Assim, o conselho que não deve ser observado deste Cão Engarrafado é o seguinte. Deguste seu whisky. Preste atenção nas notas, procure descriptores aromáticos e de paladar. Gire a taça lentamente, sinta os aromas, adicione água, tome nota, dê um minigole e deixe deslizar pela sua língua. Isso é importante. Mas, também, beba. Com moderação, é óbvio, mas experimente o whisky quando o foco não for ele. Você perceberá que uma bebida realmente bem-feita transitará perfeitamente entre os dois momentos. Whiskies foram feitos para serem aproveitados – para trazer prazer.
Mestre,
fiquei me imaginando testando um The Macallan 18y.o. Sharry e despois usar a escarradeira seria muuuuito cruel !
Adorei o post ” deseducativo” !
Vou ter de revisar e repetir todas as minhas experimentações ?
Com certeza!
Aproveitando esse post educativo para tentar – a depender da tua boa vontade – aprender sobre um whisky que me parece ser muito misterioso, porque não achei nenhuma informação relevante no google, nem no YouTube. O cão – metidão – em questão é o Cosa Nostra Blended Scotch Whisky. A história é a seguinte: estou aprendendo a apreciar essa bebida maravilhosa (daquele jeito, com Jameson, Balla e outros mais simples), e uma bondosa alma consanguínea, moradora da Escócia, resolveu me presentear com uma espécime desse whisky Cosa Nostra – a ideia, segundo ela, surgiu porque eu sou policial, e a garrafa desse destilado é linda como se espera de uma “réplica” do icônico Tommy Gun 20’s; mas, ironicamente, a bebida é uma homenagem às máfias da época, então podemos considerar que o “tiro saiu pela culatra” – ainda que eu esteja muito feliz com essa equivocada homenagem à minha pessoa.
Pelo preço, me parece coisa boa; mas, pela falta de informações disponíveis, me parece um anônimo. Tal qual um bom mafioso.
Em suma: ele é um bom companheiro ou serve apenas para enfeitar a casa?
Então, resumidamente, preciso da tua ajuda para poder desfrutar da melhor maneira possível de um presente de alguém que amo.

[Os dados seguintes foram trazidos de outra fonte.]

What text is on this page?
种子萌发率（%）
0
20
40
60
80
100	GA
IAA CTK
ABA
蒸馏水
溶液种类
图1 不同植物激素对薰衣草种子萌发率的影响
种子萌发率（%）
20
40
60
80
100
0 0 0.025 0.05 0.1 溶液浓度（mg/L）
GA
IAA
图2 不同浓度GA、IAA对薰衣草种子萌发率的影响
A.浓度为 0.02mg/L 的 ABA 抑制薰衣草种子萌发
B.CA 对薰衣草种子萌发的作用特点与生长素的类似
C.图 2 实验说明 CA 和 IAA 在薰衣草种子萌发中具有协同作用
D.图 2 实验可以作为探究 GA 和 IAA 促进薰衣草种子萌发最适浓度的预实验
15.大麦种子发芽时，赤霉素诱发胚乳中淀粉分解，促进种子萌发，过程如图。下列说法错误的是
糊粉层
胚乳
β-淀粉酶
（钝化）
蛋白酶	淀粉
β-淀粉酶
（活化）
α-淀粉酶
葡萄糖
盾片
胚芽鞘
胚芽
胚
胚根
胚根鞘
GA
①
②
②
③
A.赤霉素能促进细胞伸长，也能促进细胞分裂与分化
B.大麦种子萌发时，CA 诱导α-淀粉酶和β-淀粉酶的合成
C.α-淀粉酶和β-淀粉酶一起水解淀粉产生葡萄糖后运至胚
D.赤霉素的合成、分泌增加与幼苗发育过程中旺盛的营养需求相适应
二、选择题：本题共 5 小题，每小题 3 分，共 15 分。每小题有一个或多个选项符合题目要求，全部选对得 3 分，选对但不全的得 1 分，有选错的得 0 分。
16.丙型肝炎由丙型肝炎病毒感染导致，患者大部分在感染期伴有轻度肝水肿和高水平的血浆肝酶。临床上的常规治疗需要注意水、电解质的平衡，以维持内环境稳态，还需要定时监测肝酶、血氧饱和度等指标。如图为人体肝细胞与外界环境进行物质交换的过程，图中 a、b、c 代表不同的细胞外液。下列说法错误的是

É um prazer tentar contato com o Sr.
Grande abraço, Cão!
Fala Bruno!! Gostei da história, haha!
Pelo que sei, é um engarrafamento da turma por trás do Smokehead. Deve ser um bom whisky, mas não deve ser excepcional de sabor. De toda forma, voce pode abrir e trocar por outro líquido depois, não? Ou a garrafa vaza?